Пляска Чингиз-Хаима - Ромен Гари. Страница 13
Иоганн — здоровенный крестьянский парень; глядя на него, возникает впечатление, будто он не знает, куда деть свои ноги: они у него немыслимо огромные. Сейчас на нем соломенная шляпа, кожаный фартук, а физиономия — точно он чудом спасся из горящего дома.
— Господин барон… Ах, господин барон!
— Лили! — взвыл барон. — Что с Лили?
— Господин ба… ба… ба…
— Прекратите орать! — прикрикнул комиссар.
— Господин ба… ба…
— Да говори же ты, болван!
— Лили! Что с Лили? Нашли ее труп?
— Се… семнадцать! — взревел садовник.
— Двадцать четыре! — поправил его комиссар.
— Семнадцать! — стоял на своем Иоганн.
— Двадцать четыре! Вот у нас протокол. Все сияют, и все без штанов!
— А я вам говорю, семнадцать! Они везде! В доме Флориана… В оранжерее… По всему парку! Воцарилось ужасающее молчание.
— Боже милостивый! — взревел Шатц. — Так это же совсем другие! Получается сорок один!
— Когда Флориан исчез… Мы вошли к нему в дом… А там… трупы! Ко-ко-кости! Они везде! В печи! В топке отопления! Жокей… Господин барон, помните Сандерса, жокея, который пропал? Он там! В своей жокейской форме, как на скачках! В той, в какой он скакал на кобыле господина барона! На нем цвета господина барона! А еще там почтальон с полной сумкой писем, велогонщик…
— Велогонщик? — вскричал комиссар. — Так это же Шприц! Помните, он совершал тур по Германии и так нигде и не финишировал!
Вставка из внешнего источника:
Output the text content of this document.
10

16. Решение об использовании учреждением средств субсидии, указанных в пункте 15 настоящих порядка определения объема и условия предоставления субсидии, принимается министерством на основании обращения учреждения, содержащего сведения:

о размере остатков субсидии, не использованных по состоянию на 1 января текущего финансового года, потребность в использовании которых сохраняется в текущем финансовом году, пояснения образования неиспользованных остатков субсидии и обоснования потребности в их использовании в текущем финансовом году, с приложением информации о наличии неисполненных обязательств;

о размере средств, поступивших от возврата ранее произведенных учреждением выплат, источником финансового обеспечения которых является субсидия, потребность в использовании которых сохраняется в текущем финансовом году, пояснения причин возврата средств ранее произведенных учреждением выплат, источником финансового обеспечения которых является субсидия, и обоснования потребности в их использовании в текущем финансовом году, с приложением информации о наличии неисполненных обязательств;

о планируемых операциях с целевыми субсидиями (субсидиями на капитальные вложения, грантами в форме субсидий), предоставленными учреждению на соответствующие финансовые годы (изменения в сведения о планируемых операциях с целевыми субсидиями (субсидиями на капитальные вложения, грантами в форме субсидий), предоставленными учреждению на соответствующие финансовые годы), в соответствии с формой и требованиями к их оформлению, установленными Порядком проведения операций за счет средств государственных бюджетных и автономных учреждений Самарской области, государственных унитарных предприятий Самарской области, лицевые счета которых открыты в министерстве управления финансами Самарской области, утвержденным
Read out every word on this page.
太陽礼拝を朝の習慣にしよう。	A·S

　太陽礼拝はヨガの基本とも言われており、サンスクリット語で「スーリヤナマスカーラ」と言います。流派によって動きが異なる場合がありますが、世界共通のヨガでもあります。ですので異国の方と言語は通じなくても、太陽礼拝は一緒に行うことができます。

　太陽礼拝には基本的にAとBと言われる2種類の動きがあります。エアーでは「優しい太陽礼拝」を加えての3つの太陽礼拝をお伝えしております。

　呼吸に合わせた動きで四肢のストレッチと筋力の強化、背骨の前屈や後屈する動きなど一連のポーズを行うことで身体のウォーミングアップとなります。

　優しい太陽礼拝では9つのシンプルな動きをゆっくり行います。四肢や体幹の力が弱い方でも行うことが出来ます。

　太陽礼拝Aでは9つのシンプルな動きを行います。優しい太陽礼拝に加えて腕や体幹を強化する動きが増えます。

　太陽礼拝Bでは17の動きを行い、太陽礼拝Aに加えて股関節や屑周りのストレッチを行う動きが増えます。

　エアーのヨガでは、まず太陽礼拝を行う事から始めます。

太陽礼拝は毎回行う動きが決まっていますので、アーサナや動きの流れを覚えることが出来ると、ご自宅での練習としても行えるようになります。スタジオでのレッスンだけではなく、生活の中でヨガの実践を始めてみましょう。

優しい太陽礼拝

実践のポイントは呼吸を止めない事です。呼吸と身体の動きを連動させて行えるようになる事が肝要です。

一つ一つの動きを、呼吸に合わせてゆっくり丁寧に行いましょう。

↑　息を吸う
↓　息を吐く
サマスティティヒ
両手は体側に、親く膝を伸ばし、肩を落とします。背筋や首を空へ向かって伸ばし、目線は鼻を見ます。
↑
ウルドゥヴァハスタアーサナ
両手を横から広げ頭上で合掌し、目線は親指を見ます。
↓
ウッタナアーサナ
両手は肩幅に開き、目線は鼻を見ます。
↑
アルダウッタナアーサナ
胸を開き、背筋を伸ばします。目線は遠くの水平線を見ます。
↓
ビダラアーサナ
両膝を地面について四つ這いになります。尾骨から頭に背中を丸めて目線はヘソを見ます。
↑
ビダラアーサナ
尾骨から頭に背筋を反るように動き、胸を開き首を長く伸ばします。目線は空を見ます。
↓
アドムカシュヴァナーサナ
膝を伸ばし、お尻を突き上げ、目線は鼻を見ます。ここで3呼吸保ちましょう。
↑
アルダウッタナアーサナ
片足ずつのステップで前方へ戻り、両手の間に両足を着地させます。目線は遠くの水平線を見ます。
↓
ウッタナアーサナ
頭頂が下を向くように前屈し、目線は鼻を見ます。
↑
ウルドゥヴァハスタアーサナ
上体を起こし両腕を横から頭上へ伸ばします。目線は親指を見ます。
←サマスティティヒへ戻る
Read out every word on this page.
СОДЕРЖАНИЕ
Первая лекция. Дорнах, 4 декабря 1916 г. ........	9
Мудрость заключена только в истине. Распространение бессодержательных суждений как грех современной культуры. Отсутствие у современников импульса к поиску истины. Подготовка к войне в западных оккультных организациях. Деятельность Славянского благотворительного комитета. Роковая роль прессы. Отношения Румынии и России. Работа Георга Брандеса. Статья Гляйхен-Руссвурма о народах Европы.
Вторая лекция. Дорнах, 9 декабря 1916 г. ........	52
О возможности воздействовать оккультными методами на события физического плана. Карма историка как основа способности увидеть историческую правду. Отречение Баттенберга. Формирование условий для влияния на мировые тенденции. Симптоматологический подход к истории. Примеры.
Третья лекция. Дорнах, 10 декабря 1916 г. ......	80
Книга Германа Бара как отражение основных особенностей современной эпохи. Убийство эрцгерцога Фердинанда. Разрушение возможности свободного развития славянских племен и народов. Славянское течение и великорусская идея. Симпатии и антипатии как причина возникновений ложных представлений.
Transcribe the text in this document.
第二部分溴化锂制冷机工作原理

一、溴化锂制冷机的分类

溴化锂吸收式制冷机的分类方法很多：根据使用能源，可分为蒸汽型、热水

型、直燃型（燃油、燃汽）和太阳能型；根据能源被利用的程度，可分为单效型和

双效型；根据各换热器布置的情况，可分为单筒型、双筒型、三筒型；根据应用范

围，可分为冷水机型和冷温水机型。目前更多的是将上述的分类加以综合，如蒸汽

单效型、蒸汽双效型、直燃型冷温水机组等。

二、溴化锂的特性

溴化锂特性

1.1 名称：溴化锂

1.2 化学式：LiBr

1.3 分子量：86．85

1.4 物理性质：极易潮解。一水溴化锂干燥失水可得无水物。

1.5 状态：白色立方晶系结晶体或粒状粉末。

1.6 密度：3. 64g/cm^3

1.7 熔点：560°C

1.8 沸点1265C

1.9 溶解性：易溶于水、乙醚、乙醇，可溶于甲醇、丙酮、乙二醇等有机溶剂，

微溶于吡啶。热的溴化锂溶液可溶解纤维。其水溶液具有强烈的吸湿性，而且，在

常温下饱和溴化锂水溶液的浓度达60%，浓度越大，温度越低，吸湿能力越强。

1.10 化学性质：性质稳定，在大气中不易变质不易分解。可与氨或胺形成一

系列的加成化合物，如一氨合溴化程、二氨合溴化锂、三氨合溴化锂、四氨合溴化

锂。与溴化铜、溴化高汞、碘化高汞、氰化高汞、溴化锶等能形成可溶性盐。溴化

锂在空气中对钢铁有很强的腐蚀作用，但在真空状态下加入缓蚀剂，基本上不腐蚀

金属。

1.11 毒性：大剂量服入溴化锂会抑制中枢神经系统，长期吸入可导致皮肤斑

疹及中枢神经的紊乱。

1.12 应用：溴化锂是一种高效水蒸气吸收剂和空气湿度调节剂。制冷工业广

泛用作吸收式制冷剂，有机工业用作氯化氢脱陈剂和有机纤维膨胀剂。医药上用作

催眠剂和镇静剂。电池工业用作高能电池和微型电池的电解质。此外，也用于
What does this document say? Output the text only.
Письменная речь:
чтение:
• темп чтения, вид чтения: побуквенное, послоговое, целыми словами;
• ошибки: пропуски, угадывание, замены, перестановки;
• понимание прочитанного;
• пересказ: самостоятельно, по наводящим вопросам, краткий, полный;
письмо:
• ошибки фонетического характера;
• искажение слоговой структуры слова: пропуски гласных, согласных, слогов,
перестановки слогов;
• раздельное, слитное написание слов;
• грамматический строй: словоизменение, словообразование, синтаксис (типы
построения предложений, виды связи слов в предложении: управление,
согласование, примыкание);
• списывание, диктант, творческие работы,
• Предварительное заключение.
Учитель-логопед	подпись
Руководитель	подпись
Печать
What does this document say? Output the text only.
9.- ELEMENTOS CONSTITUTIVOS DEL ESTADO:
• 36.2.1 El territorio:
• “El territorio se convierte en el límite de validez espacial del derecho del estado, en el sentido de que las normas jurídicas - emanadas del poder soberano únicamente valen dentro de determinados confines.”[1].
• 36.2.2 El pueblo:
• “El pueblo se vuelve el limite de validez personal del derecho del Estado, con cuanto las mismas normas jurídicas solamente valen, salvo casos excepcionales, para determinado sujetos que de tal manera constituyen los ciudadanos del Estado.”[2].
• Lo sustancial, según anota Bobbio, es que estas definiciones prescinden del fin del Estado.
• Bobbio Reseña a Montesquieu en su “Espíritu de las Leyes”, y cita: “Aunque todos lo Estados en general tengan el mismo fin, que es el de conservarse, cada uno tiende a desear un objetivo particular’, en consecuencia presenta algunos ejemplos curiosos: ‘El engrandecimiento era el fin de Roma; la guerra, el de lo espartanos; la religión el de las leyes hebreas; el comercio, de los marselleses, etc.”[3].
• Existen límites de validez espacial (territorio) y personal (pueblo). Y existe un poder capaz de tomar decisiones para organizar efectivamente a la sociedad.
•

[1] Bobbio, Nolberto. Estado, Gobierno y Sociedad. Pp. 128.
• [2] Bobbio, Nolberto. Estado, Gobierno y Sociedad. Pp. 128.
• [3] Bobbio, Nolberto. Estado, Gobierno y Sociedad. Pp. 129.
— Трое пожарных… Четыре американских солдата, негры… Два шофера грузовиков… Шесть чистых салфеток… Одна лейка… Шесть чайных ложечек… Одна солонка и одна вилка…
— Постойте! Постойте! — закричал Шатц. Он был уже совершенно сбит с толку. — Вы хотите сказать, что она действовала солонкой и вилкой?
— Кто — она? — возмутился барон. — Надеюсь, вы не имеете в виду Лили?
— Мой дорогой, мой бедный друг, будьте мужественны! — успокаивал его граф.
— Заместитель мэра… Водопроводчик… Шесть чистых рубашек… Ах, она была такая мягкая, такая добрая…
— Кто — она? — неистовствовал барон.
— Вы что, еще не поняли? — поинтересовался Шатц. — Мы имеем дело с нимфоманкой, которая никак не может получить удовлетворения, и ваш егерь, этот Флориан, убивает всех, кто пытается совершить невозможное и постыдным образом терпит крах. Он карает их за их притязания. Это же ясно, как дважды два.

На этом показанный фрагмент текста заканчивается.